In the fall of 1998, I began talks with local National Forest officials. I discovered that the Forest Service has adopted a policy they refer to as "OBLITERATE ROADS", meaning they intend to gate and destroy as many OHV roads as possible. Since these roads are the only viable access to these public lands by a mobility challenged person, this is in effect, a Federal Policy of Discrimination against the estimated 54 million disabled people in the United States. Not to mention the millions in the Senior community who enjoy the outdoors, but are not able to travel as they once did.

Mrs. Boucher found that 76,300 miles of Forest Service roads are now closed. One in every 5 miles of Forest Service roads are closed. Just last year, the Forest Service closed 683 miles out of 800 miles of OHV roads in the Daniel Boone National Forest, effectively eliminating motorized access.

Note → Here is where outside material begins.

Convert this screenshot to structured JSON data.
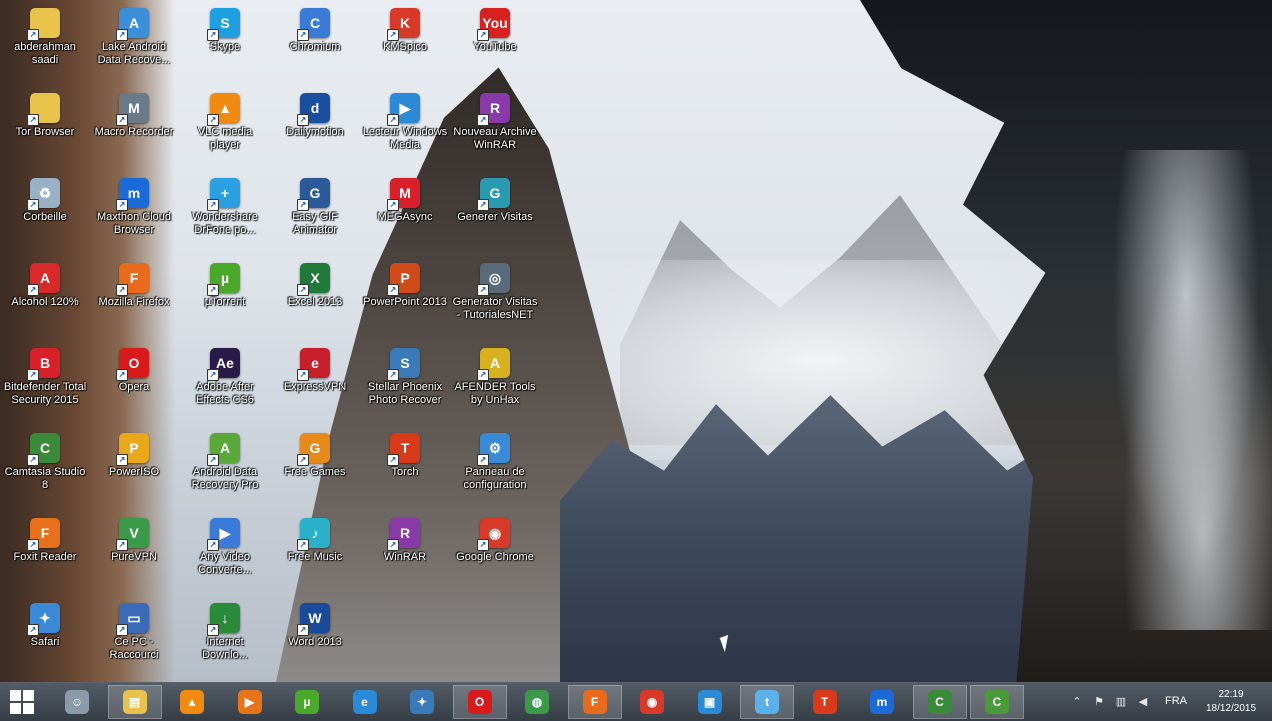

Within the past year, three OHV roads in my own backyard, which have been open since the 1950’s and 60’s, were bulldozed and gated, cutting off my access to these National Forest lands. In essence the Forest Service is saying, "if you can’t walk, we don’t want you in our forests!"

This has got to stop. And the people behind it have to be stopped. Mrs. Boucher has found that these road closures have been pushed by environmental groups funded by large foundations and working with Clinton administration insiders.

Mrs. Boucher found that the National Audubon Society pushed the President to permanently preserve 40 million acres of roadless areas. The Pew Trusts funded the Audubon Society, which will funnel more than $3 million to 12 environmental organizations to pressure the Forest Service to shut down more roads.

So, I now understand that it isn’t simply a line officer with the Forest Service who is shutting me out of our National Forests. It isn’t even simply a matter of some local or national environmental organization trying to shut down the forests. It is large, rich, foundations such as the Pew Charitable Trusts that are discriminating against me and the entire disabled community by funding environmental groups to push policies such as "Gate and Obliterate."

I cannot fight them alone. I am respectfully requesting Congressional investigation into the involvement of large foundations in making land management policy for the Forest Service. Thank you for the opportunity to testify before you today.